A few things are encouraging me to rethink that decision.

1. A couple of weeks ago I went to a panel discussion on the media and civil liberties sponsored by, who else, the ACLU. One of the panelists raved, almost starry-eyed, about the media revolution and how blogs, UTube, Twitter et al fundamentally change how all of us can access information (Indeed, a young man with a camcorder was documenting the evening for his blog. He happened to be a September 11th conspiracy-theory advocate: everybody’s got a shtick.) Do I want commentary re Way Opens and this site to be a part of that new way to access info?

2. After a fun-filled but exhausting trip to Kentucky, I got sick last week. Really sick. But clicking on sites about the Palin-Couric interview—and the comments about that interview—or David Letterman’s rants when stood up by John McCain—ditto—or reading the hundreds of comments from people all over the country after Friday night’s presidential debate takes almost no effort at all. Click. Scroll. Click. Encouraged by the ACLU panelists to move out of my comfort zone, i.e. to read comments from people who don’t espouse my personal beliefs, I did. And, yes, sometimes it almost hurt to read some of the garbage I read. But, and here’s what was far more, ahem, telling: There’s some really thoughtful people out there whose opinions, I found, are helping to shape my own. Hmm.

3. Yesterday I heard an artist talk about her current exhibit of elaborate, intricate pen drawings which are now on exhibit at the Boston Public Library. Like most artists, she’d left a guest book at the library for exhibit viewers to write in; so far, these comments have filled 8 books! The public has lots to say about her work,she explained excitedly, from little drawings and one-sentence comments, to, as she said, “theses!” A “guest book,” I thought. Would calling a newly added section something vaguely old-fashioned like “guest book” encourage civility? Thoughtful discourse?

Dunno.

First Reading:Unexpected Tears

Since Friends Meeting at Cambridge (FMC) has been so much a part of the Way Opens story, the first reading had to happen there. As soon as possible. A busy, busy place, however, the only time available in May was Memorial Day weekend. Not a great time to launch a book.

But, I reluctantly decided, in the spirit of “The people who show up at business meeting are FMC,” the handful of people  expected could represent the larger community, right? The May 24th event could be symbolic. So Saturday afternoon, David * set up twenty chairs in a circle in the spacious Friends Room, I arranged food and flowers, and then we waited for the first arrivals, braced, I think, for a lackluster event.

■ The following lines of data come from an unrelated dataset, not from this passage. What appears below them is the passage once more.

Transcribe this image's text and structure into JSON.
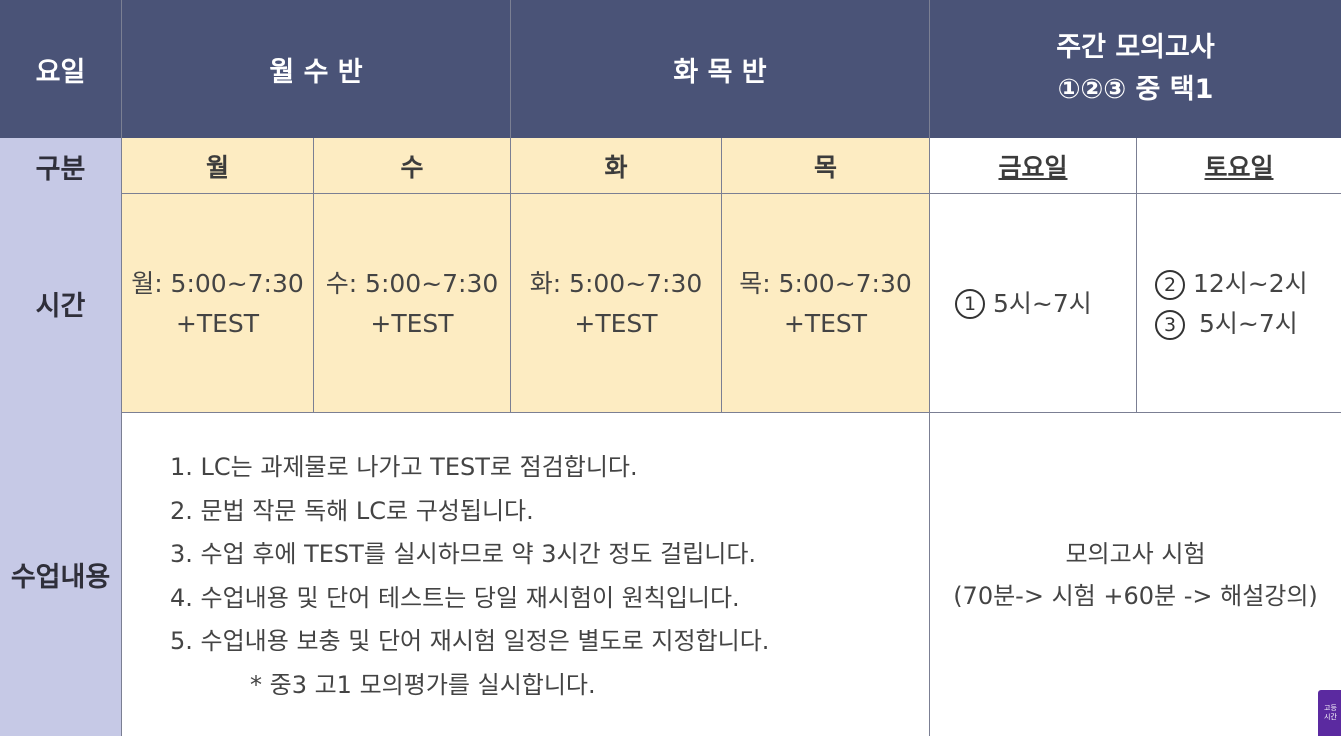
{
  "header": {
    "day": "요일",
    "mon_wed": "월 수 반",
    "tue_thu": "화 목 반",
    "weekly_mock_title": "주간 모의고사",
    "weekly_mock_sub": "①②③ 중 택1"
  },
  "row_labels": {
    "division": "구분",
    "time": "시간",
    "content": "수업내용"
  },
  "days": {
    "mon": "월",
    "wed": "수",
    "tue": "화",
    "thu": "목",
    "fri": "금요일",
    "sat": "토요일"
  },
  "times": {
    "mon_line1": "월: 5:00~7:30",
    "mon_line2": "+TEST",
    "wed_line1": "수: 5:00~7:30",
    "wed_line2": "+TEST",
    "tue_line1": "화: 5:00~7:30",
    "tue_line2": "+TEST",
    "thu_line1": "목: 5:00~7:30",
    "thu_line2": "+TEST",
    "fri_num": "1",
    "fri_text": "5시~7시",
    "sat1_num": "2",
    "sat1_text": "12시~2시",
    "sat2_num": "3",
    "sat2_text": "5시~7시"
  },
  "content": {
    "items": [
      "1. LC는 과제물로 나가고 TEST로 점검합니다.",
      "2. 문법 작문 독해 LC로 구성됩니다.",
      "3. 수업 후에 TEST를 실시하므로 약 3시간 정도 걸립니다.",
      "4. 수업내용 및 단어 테스트는 당일 재시험이 원칙입니다.",
      "5. 수업내용 보충 및 단어 재시험 일정은 별도로 지정합니다."
    ],
    "note": "* 중3 고1 모의평가를 실시합니다.",
    "mock_line1": "모의고사 시험",
    "mock_line2": "(70분-> 시험 +60분 -> 해설강의)"
  },
  "corner_badge": {
    "line1": "고등",
    "line2": "시간"
  }
}
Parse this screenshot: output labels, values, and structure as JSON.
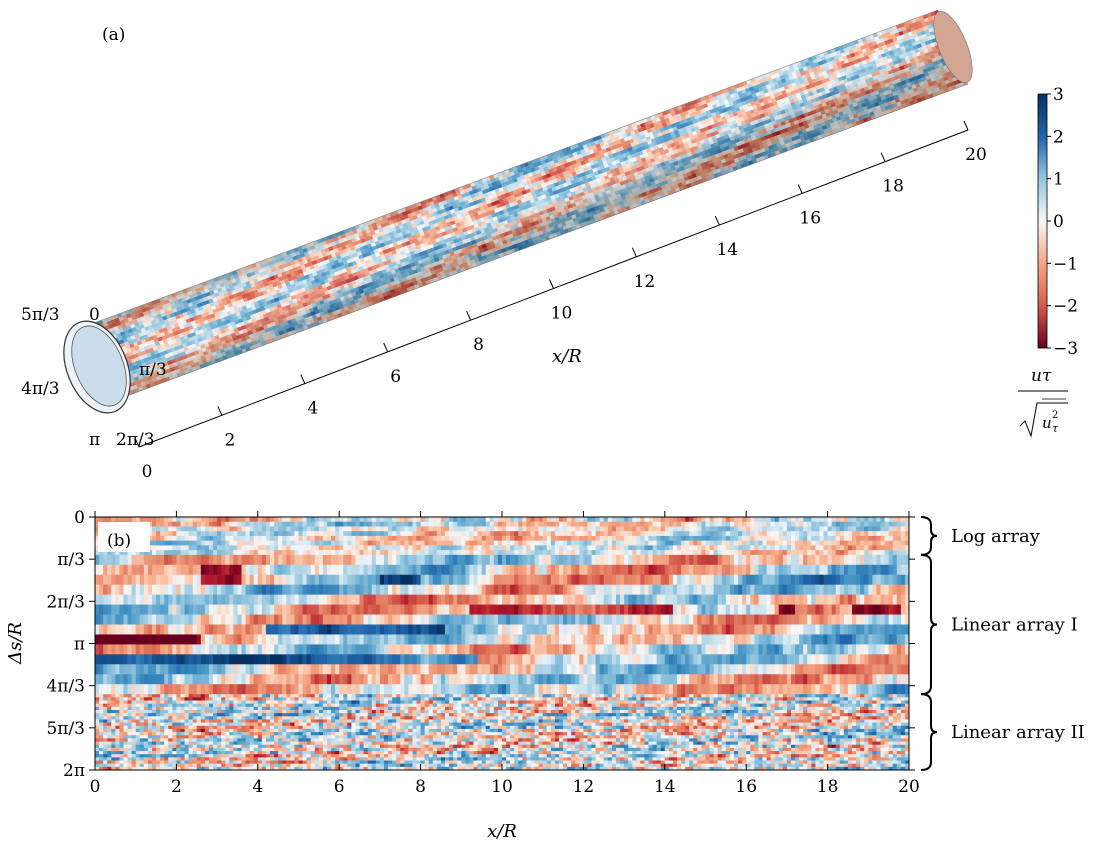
{
  "figure": {
    "panel_a_label": "(a)",
    "panel_b_label": "(b)"
  },
  "colors": {
    "neg": "#67001f",
    "mid": "#f7f7f7",
    "pos": "#053061"
  },
  "chart_data": [
    {
      "type": "heatmap",
      "panel": "(a)",
      "variant": "3d-cylinder-surface",
      "xlabel": "x/R",
      "x_ticks": [
        "0",
        "2",
        "4",
        "6",
        "8",
        "10",
        "12",
        "14",
        "16",
        "18",
        "20"
      ],
      "xlim": [
        0,
        20
      ],
      "theta_ticks": [
        "0",
        "π/3",
        "2π/3",
        "π",
        "4π/3",
        "5π/3"
      ],
      "colorbar": {
        "ticks": [
          "3",
          "2",
          "1",
          "0",
          "−1",
          "−2",
          "−3"
        ],
        "range": [
          -3,
          3
        ],
        "label_num": "uτ",
        "label_den": "√ uτ²",
        "colormap": "RdBu"
      }
    },
    {
      "type": "heatmap",
      "panel": "(b)",
      "xlabel": "x/R",
      "ylabel": "Δs/R",
      "x_ticks": [
        "0",
        "2",
        "4",
        "6",
        "8",
        "10",
        "12",
        "14",
        "16",
        "18",
        "20"
      ],
      "xlim": [
        0,
        20
      ],
      "y_ticks": [
        "0",
        "π/3",
        "2π/3",
        "π",
        "4π/3",
        "5π/3",
        "2π"
      ],
      "ylim": [
        0,
        6.2832
      ],
      "groups": [
        {
          "name": "Log array",
          "ds_range": [
            0,
            0.94
          ]
        },
        {
          "name": "Linear array I",
          "ds_range": [
            0.94,
            4.4
          ]
        },
        {
          "name": "Linear array II",
          "ds_range": [
            4.4,
            6.2832
          ]
        }
      ],
      "features": [
        {
          "ds": 1.4,
          "x_range": [
            2.6,
            3.6
          ],
          "sign": "negative"
        },
        {
          "ds": 2.3,
          "x_range": [
            9.2,
            14.2
          ],
          "sign": "negative"
        },
        {
          "ds": 2.3,
          "x_range": [
            16.8,
            17.2
          ],
          "sign": "negative"
        },
        {
          "ds": 2.3,
          "x_range": [
            18.6,
            19.8
          ],
          "sign": "negative"
        },
        {
          "ds": 3.1,
          "x_range": [
            0.0,
            2.6
          ],
          "sign": "negative"
        },
        {
          "ds": 2.85,
          "x_range": [
            4.2,
            8.6
          ],
          "sign": "positive"
        },
        {
          "ds": 3.55,
          "x_range": [
            0.0,
            9.4
          ],
          "sign": "positive"
        },
        {
          "ds": 1.6,
          "x_range": [
            7.0,
            8.0
          ],
          "sign": "positive"
        }
      ]
    }
  ]
}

Close to forty people came! And rather than eat and shmooze, these lovely souls immediately sat down in the ever-expanding circle in “expectant waiting.”

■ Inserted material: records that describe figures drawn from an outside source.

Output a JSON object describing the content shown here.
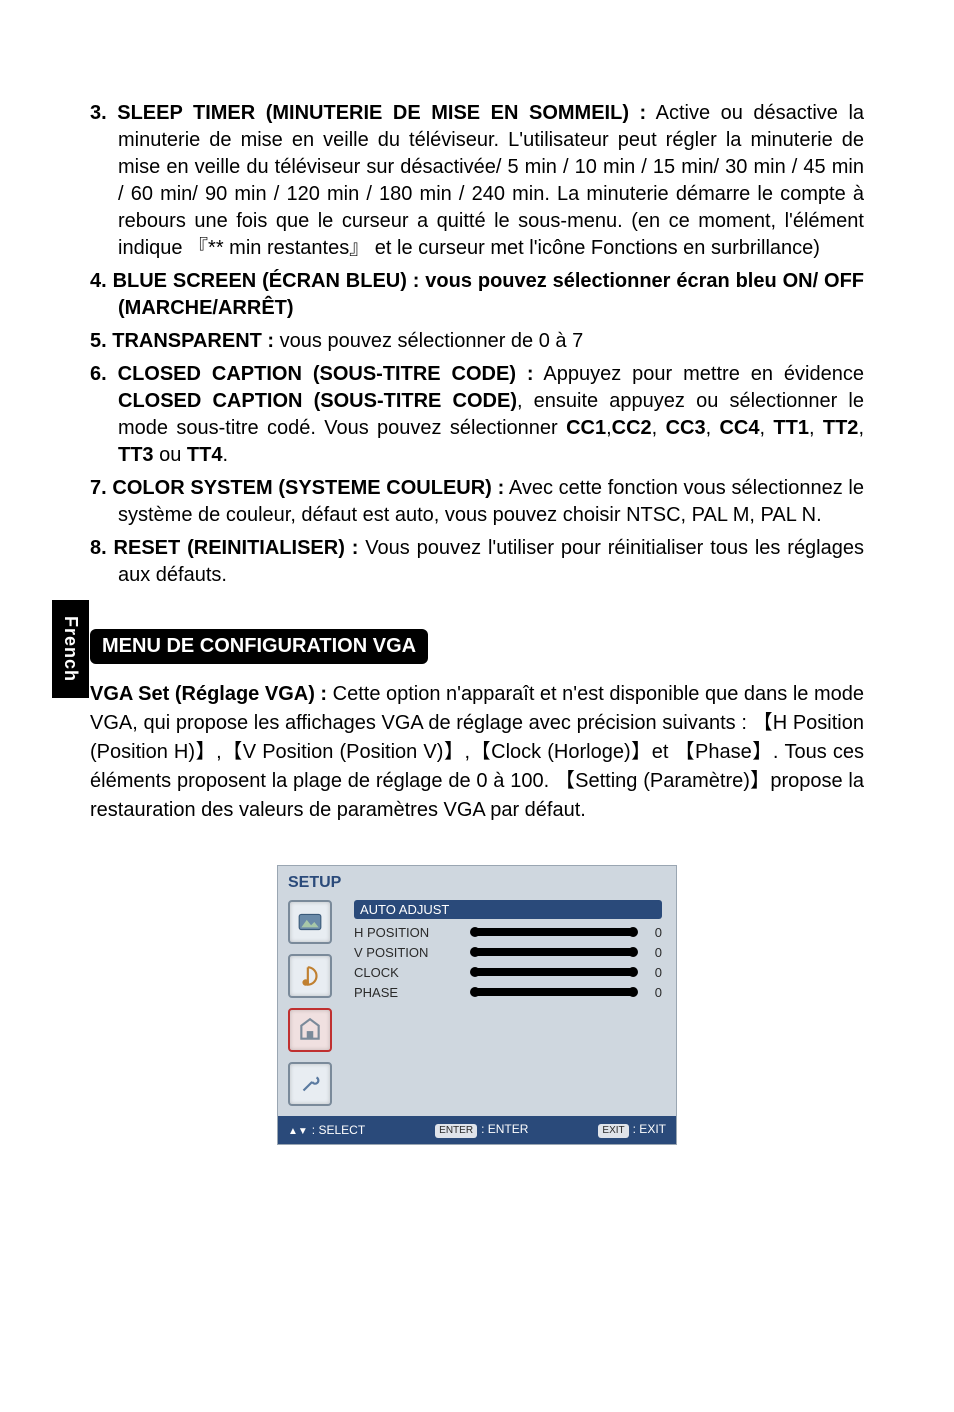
{
  "sideTab": "French",
  "list": [
    {
      "num": "3.",
      "lead": "SLEEP TIMER (MINUTERIE DE MISE EN SOMMEIL) :",
      "body": " Active ou désactive la minuterie de mise en veille du téléviseur. L'utilisateur peut régler la minuterie de mise en veille du téléviseur sur désactivée/ 5 min / 10 min / 15 min/ 30 min / 45 min / 60 min/ 90 min / 120 min / 180 min / 240 min. La minuterie démarre le compte à rebours une fois que le curseur a quitté le sous-menu. (en ce moment, l'élément indique 『** min restantes』 et le curseur met l'icône Fonctions en surbrillance)"
    },
    {
      "num": "4.",
      "lead": "BLUE SCREEN (ÉCRAN BLEU) : vous pouvez sélectionner écran bleu ON/ OFF (MARCHE/ARRÊT)",
      "body": ""
    },
    {
      "num": "5.",
      "lead": "TRANSPARENT :",
      "body": " vous pouvez sélectionner de 0 à 7"
    },
    {
      "num": "6.",
      "lead": "CLOSED CAPTION (SOUS-TITRE CODE) :",
      "body_html": " Appuyez pour mettre en évidence <b>CLOSED CAPTION (SOUS-TITRE CODE)</b>, ensuite appuyez ou sélectionner le mode sous-titre codé. Vous pouvez sélectionner <b>CC1</b>,<b>CC2</b>, <b>CC3</b>, <b>CC4</b>, <b>TT1</b>, <b>TT2</b>, <b>TT3</b> ou <b>TT4</b>."
    },
    {
      "num": "7.",
      "lead": "COLOR SYSTEM (SYSTEME COULEUR) :",
      "body": " Avec cette fonction vous sélectionnez le système de couleur, défaut est auto, vous pouvez choisir NTSC, PAL M, PAL N."
    },
    {
      "num": "8.",
      "lead": "RESET (REINITIALISER) :",
      "body": " Vous pouvez l'utiliser pour réinitialiser tous les réglages aux défauts."
    }
  ],
  "sectionLabel": "MENU DE CONFIGURATION VGA",
  "vgaPara_html": "<b>VGA Set (Réglage VGA) :</b> Cette option n'apparaît et n'est disponible que dans le mode VGA, qui propose les affichages VGA de réglage avec précision suivants : 【H Position (Position H)】,【V Position (Position V)】,【Clock (Horloge)】et 【Phase】. Tous ces éléments proposent la plage de réglage de 0 à 100. 【Setting (Paramètre)】propose la restauration des valeurs de paramètres VGA par défaut.",
  "osd": {
    "title": "SETUP",
    "header": "AUTO ADJUST",
    "rows": [
      {
        "label": "H POSITION",
        "value": "0"
      },
      {
        "label": "V POSITION",
        "value": "0"
      },
      {
        "label": "CLOCK",
        "value": "0"
      },
      {
        "label": "PHASE",
        "value": "0"
      }
    ],
    "footer": {
      "select": ": SELECT",
      "enterChip": "ENTER",
      "enter": ": ENTER",
      "exitChip": "EXIT",
      "exit": ": EXIT"
    },
    "colors": {
      "panel_bg": "#cfd7df",
      "title_color": "#2a4a7a",
      "header_bg": "#2a4a7a",
      "footer_bg": "#2a4a7a",
      "bar_color": "#000000",
      "icon_border": "#7a8a9a",
      "icon_sel_border": "#c03030"
    }
  }
}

Here’s the unexpected part: David has read the book more than once yet cried several times during the reading. In the years leading up to this book’s publication, I have read and reread Susan Lloyd Mc Garry’s poem, “Empire,” which introduces Chapter 10, countless times. Hearing her read it at the reading (Thanks again, Susan Lloyd) made me cry, however, as if I’d never before been moved by her powerful and deeply felt poem. When I read  a little piece re Patricia Watson, more tears. After the reading, friends/Friends reported they’d cried, too.

I’d thought this reading was supposed to be an opportunity to thank FMC for all its love and support. But what it actually turned out to be was an opportunity for me to be reminded of something essential, something fundamental, something very, very deep.

So, once again, thank you, FMC.

* David Myers, “my L.L. Bean outfitter, my guide and companion every step of the way,” is my wonderful husband.